Acta Crystallogr. Sect F. (2008) 64, 589-592.

Sulfolobus tokodaii Selenium-binding protein, ST0059 (2ECE)

A 56-kDa selenium-binding protein (SBP56) was originally discovered as a cytosolic protein with the selenium-binding activity (Bansal et al., 1989). SBP56 is a highly conserved protein found widely in microorganisms, plants and animals. SBP56 was reported to be involved in the transport of selenium compounds and intra-Golgi transport, however, its function in microorganisms has been still unclear. To obtain new insights into structure-function relationship of SBP56, we have determined the X-ray structure of Sulfolobus tokodaii hypothetical SBP56 (ST0059), which has 39 % identity in amino acid sequence with human SBP56.

Thermoactinomyces vulgaris R-47 alpha-Amylase 1 (1JT1 etc.)
 The X-ray structures of complexes of Thermoactinomyces vulgaris R-47 alpha-amylase 1 (TVAI) with an inhibitor acarbose and an inactive mutant TVAI with malto-hexaose and malto-tridecaose have been determined at 2.6, 2.0 and 1.8 Å resolutions. Acarbose binds to the catalytic site of TVAI, and interactions between acarbose and the enzyme are very similar to those found in other structure-solved a-amylase/acarbose complexes, supporting the proposed catalytic mechanism. Based on the structure of TVAI/acarbose complex, the binding mode of pullulan containing alpha-(1,6) glucoside linkages could be deduced. Besides the catalytic site, four sugar binding sites on the molecular surface are found in these X-ray structures. Two sugar binding sites in domain N hold the oligosaccharides with a regular helical structure of amylose, which suggests the domain N is a starch binding domain acting as an anchor to starch in the catalytic reaction of the enzyme. An assay of hydrolyzing activity for the raw starches confirmed that TVAI can efficiently hydrolyze raw starch.
J. Mol. Biol. (2004) 335, 811-822.

Thermoactinomyces vulgaris
R-47 alpha-Amylase 2 (1JT2 etc.)
 Thermoactinomyces vulgaris R-47 alpha-amylase 2 (TVAII) has the unique ability to hydrolyze cyclodextrins (CDs) with various sized cavities, as well as starch. To understand the relationship between structure and substrate specificity, X-ray structures of a TVAII/acarbose complex and inactive mutant TVAII (D325N·D421N)/alpha-, beta- and gamma-CDs complexes were determined at resolutions of 2.9 Å, 2.9 Å, 2.8 Å and 3.1 Å, respectively. In all complexes, the interactions between ligands and enzymes at subsites -1, -2 and -3 were almost the same, but striking differences in the catalytic site structure were found at subsites +1 and +2, where Trp356 and Tyr374 changed the conformation of the side chain depending on the structure and size of the ligands.
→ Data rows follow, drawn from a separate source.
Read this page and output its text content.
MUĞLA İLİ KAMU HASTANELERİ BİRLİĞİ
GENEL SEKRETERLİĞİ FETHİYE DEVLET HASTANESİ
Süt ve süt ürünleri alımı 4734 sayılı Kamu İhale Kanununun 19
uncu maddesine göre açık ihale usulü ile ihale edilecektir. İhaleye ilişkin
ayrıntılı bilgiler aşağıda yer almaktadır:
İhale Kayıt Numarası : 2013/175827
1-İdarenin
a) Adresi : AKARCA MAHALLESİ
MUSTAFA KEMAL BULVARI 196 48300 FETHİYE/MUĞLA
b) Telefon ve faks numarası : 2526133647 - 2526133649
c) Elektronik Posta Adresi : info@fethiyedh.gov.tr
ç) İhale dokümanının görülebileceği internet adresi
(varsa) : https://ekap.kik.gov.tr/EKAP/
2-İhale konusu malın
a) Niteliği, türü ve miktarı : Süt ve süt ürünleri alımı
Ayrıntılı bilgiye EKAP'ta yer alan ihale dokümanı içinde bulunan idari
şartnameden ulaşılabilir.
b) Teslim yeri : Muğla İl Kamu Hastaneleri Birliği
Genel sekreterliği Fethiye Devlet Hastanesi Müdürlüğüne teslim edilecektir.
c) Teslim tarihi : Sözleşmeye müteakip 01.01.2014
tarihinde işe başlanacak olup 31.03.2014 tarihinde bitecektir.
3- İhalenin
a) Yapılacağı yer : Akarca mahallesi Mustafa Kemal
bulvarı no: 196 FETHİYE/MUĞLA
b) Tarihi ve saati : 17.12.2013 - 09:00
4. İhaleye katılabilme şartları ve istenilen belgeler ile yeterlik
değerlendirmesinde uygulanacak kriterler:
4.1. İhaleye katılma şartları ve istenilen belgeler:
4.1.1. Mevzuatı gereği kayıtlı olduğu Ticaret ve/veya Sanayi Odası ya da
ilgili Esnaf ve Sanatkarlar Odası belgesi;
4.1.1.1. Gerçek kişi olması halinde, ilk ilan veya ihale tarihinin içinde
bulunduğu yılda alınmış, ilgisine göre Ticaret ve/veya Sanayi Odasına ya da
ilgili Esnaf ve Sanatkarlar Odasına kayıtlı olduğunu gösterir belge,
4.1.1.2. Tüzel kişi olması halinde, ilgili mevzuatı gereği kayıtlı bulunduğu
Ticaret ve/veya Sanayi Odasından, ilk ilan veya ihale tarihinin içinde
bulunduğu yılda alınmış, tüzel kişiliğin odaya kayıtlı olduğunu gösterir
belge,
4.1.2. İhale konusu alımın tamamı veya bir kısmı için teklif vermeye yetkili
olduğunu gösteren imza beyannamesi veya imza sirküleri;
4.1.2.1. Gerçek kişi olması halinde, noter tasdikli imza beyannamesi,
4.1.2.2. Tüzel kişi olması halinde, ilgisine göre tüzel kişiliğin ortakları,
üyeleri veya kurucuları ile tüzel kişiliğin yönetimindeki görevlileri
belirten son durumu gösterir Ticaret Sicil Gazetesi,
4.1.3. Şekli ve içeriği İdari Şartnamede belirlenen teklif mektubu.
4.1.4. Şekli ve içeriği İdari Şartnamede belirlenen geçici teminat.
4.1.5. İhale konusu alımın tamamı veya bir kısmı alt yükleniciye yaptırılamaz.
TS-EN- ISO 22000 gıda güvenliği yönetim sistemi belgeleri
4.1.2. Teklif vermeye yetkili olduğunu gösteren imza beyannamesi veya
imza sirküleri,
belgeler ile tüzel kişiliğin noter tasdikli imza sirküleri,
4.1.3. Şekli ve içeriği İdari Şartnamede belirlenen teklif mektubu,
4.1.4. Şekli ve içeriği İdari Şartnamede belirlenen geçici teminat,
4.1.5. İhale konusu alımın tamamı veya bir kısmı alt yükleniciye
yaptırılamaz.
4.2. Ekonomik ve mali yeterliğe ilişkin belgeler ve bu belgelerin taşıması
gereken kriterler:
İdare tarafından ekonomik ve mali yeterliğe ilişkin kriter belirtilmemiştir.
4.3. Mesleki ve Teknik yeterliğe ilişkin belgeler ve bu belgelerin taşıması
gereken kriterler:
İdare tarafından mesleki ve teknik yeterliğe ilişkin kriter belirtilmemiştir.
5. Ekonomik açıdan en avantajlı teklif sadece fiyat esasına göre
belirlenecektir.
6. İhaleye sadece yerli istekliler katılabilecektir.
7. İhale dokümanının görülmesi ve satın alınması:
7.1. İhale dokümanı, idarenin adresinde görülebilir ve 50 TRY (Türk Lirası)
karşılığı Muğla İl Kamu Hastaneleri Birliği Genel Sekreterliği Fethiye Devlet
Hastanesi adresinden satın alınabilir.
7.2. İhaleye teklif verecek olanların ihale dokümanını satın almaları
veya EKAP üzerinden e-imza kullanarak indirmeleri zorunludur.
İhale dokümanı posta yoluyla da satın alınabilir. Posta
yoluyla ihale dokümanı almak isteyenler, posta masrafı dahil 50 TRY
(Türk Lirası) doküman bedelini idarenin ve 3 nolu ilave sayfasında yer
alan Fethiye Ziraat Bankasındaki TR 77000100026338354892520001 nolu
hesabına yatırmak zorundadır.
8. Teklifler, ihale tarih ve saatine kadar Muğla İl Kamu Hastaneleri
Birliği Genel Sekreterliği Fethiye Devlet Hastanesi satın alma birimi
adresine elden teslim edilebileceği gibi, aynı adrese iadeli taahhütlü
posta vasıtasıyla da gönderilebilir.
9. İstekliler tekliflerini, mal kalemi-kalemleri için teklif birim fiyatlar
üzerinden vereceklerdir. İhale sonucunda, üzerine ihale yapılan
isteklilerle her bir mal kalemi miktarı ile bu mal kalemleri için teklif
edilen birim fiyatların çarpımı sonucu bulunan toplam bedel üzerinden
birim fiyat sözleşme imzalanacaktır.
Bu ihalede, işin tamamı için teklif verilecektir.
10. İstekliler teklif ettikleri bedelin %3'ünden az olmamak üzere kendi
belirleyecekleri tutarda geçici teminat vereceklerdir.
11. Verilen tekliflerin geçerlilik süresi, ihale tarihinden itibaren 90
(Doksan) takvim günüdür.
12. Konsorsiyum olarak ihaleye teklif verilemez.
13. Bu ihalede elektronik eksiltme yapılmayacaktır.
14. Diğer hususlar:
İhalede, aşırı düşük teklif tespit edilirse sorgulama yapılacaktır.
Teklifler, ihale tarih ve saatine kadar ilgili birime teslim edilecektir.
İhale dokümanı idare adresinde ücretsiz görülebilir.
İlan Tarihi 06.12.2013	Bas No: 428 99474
Trp356 and Tyr374 are thought to be responsible for the multiple substrate-recognition mechanism of TVAII, providing the unique substrate specificity. In the beta-CD complex, the beta-CD maintains a regular conical structure, making it difficult for Glu354 to protonate the O4 atom at the hydrolyzing site as a previously proposed hydrolyzing mechanism of a-amylase. From the X-ray structures, it is suggested that the protonation of the O4 atom is possibly carried out via a hydrogen atom of the inter-glucose hydrogen bond at the hydrolyzing site.
J. Biol. Chem. (2004) 279, 31033-31040.